The IRS is currently facing a major issue with a backlog of tax identity theft cases, with approximately 500,000 unresolved cases as of April. This number has seen an increase from 484,000 cases reported in September. Victims of identity theft have been left waiting for more than 22 months for resolution, exacerbating the issue further.
The delays in resolving tax identity theft cases have led to significant hardships for taxpayers, particularly those with lower incomes. Nearly 70% of the cases involved taxpayers with an adjusted gross income at or below 250% of the federal poverty level. These delays have been attributed to the Covid-19 shutdowns and pandemic relief efforts, prolonging the wait for many individuals.
While the IRS has acknowledged the challenges posed by the backlog of identity theft cases, they have also indicated that they are working on a range of improvements to address the issue. The agency has committed to providing faster service to victims of identity theft by allocating more resources to work on these cases. Additionally, the IRS plans to review its processes and collaborate with stakeholders to identify and prevent evolving tax-related identity theft threats.

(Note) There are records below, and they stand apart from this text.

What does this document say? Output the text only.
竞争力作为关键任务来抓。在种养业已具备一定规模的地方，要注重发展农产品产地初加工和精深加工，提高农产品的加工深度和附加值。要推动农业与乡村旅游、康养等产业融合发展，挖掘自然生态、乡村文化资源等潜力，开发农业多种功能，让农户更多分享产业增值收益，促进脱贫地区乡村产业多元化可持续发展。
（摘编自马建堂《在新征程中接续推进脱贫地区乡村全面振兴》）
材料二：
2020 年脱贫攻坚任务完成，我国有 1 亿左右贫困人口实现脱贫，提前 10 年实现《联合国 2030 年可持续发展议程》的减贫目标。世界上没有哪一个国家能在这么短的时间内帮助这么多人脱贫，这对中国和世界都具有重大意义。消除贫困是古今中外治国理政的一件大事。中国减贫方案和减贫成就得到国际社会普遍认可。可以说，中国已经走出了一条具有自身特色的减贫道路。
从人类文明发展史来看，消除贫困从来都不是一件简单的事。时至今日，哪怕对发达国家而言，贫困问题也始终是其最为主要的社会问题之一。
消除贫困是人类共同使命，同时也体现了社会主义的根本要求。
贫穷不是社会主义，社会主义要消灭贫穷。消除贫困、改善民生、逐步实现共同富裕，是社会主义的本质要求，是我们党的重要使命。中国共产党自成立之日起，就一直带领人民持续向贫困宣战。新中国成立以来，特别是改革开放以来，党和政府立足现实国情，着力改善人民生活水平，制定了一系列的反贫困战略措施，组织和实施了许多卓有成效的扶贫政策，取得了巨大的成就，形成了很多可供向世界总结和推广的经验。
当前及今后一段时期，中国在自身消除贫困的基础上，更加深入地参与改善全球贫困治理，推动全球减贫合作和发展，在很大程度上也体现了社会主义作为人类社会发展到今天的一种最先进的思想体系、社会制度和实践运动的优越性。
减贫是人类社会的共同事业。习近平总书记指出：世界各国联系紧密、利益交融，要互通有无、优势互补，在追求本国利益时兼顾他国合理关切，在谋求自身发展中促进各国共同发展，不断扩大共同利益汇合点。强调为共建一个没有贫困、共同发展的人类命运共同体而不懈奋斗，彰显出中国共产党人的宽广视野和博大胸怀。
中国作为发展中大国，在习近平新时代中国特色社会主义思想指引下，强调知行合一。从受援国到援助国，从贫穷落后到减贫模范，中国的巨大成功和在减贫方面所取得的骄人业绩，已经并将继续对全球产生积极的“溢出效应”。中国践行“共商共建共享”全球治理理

Complexity of Identity Theft Cases
The IRS recognizes that identity theft cases are complex and require time to resolve. However, the increased funding provided to the agency has enabled them to better address these cases more efficiently. Despite these efforts, the IRS has also issued a warning to tax professionals to safeguard themselves against potential identity theft criminals who may be targeting them and their clients.
The IRS is facing significant challenges in handling tax identity theft cases, leading to prolonged wait times for resolution and refunds for victims. While the agency is making efforts to streamline the process and provide faster service, there is still much work to be done to address the backlog of cases and prevent future incidents of tax-related identity theft.